Mis à rude épreuve depuis lundi, les marchés européens ont à nouveau ouvert en baisse ce vendredi pour terminer une des pires semaines boursières depuis la crise de 2008.

Voici les premiers éléments à l'ouverture :

Le Bel 20 qui avait perdu près de 11% depuis le début de la semaine, accusait une nouvelle décote de 5,1% vers 11H00 en s'inscrivant à 3.453 points avec tous ses éléments dans le rouge, emmenés par arGEN-X (119,60) et Galapagos (184,88) qui plongeaient de 10,6% et 7%. Il subissait aussi la pression de son poids-lourd AB InBev (52,04) qui chutait de 5,5%.

La Bourse de Paris dévisse de 3,36% à 5.310,82 points à l'ouverture, un niveau plus vu depuis fin août 2019, alors que la propagation du coronavirus semblait difficile à endiguer.

A l'ouverture, l'indice CAC 40 s'enfonçait de 184,78 points à 5.310,82 points. La veille, il avait déjà accusé de lourdes pertes de 3,32%, repassant sous les 5.500 points.

A l'ouverture, la Bourse de Londres chutait de plus de 3%, l'indice FTSE-100 des principales valeurs perdait 3,05% soit 207,03 points à 6.589,39 points. Depuis le début de la semaine, il dégringole désormais de près 11%.

A la Bourse de Francfort, le Dax lâche 3,85% à l'ouverture, plus de 12% depuis lundi.

La Bourse de Milan ouvre en recul de plus de 3%, le FTSE Mib cédait 3,08% à 22.096 points.

La Bourse de Madrid a ouvert en recul de plus de 3%, l'indice vedette Ibex 35 chutait de 3,11% à 8.706,7 points, en chute de plus de 11% sur une semaine.

Hier soir, à la clôture, les places européennes avaient de nouveau plongé après avoir timidement rebondi la veille, dans la foulée d'un début de semaine cauchemardesque.

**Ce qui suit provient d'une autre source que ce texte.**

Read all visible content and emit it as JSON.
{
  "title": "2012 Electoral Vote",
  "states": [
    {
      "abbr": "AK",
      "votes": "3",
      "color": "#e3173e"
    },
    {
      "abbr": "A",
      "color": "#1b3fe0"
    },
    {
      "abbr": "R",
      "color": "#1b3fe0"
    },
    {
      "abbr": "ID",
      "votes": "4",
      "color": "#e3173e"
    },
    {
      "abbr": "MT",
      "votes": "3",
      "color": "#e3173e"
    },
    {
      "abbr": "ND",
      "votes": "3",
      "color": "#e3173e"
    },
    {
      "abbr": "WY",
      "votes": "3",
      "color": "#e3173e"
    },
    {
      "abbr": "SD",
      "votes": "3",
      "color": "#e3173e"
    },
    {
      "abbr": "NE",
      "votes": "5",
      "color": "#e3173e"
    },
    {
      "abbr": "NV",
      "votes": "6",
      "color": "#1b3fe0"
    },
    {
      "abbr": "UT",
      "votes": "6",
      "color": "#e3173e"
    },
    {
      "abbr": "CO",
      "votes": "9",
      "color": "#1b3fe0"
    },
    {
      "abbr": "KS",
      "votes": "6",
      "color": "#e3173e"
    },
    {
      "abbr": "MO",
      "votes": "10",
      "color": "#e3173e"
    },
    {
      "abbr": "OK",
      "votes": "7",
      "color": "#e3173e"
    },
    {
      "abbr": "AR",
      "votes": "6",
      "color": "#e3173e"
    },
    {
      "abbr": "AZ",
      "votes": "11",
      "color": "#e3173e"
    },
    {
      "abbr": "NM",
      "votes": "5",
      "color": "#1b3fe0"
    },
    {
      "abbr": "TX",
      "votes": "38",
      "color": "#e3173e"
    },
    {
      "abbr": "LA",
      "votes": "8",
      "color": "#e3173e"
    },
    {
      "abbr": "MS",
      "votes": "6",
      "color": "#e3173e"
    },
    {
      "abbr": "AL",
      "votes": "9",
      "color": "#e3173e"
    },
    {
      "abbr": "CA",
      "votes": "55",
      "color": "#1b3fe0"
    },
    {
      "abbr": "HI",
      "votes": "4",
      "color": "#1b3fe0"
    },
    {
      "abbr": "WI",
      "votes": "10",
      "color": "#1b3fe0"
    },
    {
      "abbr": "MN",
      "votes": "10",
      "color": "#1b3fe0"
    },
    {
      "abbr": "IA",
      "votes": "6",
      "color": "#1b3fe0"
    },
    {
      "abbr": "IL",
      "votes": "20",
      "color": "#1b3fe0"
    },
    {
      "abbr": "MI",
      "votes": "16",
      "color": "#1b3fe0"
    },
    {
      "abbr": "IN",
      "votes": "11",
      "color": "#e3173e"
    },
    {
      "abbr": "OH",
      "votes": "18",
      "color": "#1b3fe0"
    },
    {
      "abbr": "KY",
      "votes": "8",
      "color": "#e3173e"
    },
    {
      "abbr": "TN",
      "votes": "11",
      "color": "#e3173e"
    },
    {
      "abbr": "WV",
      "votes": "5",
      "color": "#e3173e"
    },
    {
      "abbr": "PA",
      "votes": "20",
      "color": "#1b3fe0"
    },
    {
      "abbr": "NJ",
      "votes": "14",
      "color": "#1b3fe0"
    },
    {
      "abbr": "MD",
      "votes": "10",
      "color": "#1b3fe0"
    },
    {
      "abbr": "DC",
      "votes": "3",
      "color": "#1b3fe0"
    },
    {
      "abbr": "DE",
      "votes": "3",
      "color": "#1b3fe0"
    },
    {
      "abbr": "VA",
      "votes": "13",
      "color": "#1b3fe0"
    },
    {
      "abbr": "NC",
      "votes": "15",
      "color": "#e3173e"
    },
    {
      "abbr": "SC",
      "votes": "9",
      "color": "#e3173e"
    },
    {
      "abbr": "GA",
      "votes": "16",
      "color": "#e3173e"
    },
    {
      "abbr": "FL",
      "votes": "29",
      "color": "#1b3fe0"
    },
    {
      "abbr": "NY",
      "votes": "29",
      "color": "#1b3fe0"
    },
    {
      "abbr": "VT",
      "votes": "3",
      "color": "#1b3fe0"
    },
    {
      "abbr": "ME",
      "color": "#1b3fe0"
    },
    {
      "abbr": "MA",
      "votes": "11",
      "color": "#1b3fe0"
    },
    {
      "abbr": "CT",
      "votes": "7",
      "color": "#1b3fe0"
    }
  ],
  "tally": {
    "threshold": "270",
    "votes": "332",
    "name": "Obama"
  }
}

"Nous sommes à un moment décisif"

Avant même l'ouverture des marchés, les analystes évoquaient une "ouverture sanglante" à la Bourse de Paris vendredi matin, au terme d'une semaine qui a vu l'indice parisien plonger sous les 5.500 points.

Le contrat à terme sur le CAC 40 s'effondrait de 4,08% une quarantaine de minutes avant l'ouverture de la séance. La veille, il avait fini en très forte baisse de 3,32% à 5.495,60 points, repassant sous les 5.500 points.

Wall Street a également lourdement chuté jeudi, le Dow Jones s'effondrant de près de 1.200 points.

"La chute des actions s'est accélérée hier, les marchés européens ayant connu leur pire séance de la semaine" avec des pertes au-delà de 3% "alors que de plus en plus de pays ont signalé de nouveaux cas de coronavirus", a relevé pour sa part Michael Hewson, un analyste de CMC Markets.

Ainsi le mois de février pourrait, selon lui, enregistrer la pire performance pour les marchés actions depuis l'épisode de volatilité de la fin de l'année 2018.

Si la Chine était jusqu'à peu l'unique foyer mondial de coronavirus, le risque s'est démultiplié avec l'émergence de nouveaux pays-sources comme la Corée du Sud, l'Iran et l'Italie. Un premier cas a en outre été signalé aux Pays-Bas, au Nigeria et en Nouvelle-Zélande.

"Nous sommes à un moment décisif", a assuré le patron de l'OMS, Tedros Adhanom Ghebreyesus, soulignant qu'au cours des deux derniers jours, le nombre quotidien de nouvelles personnes contaminées dans le monde avait été supérieur à celui enregistré en Chine, où le virus est apparu en décembre.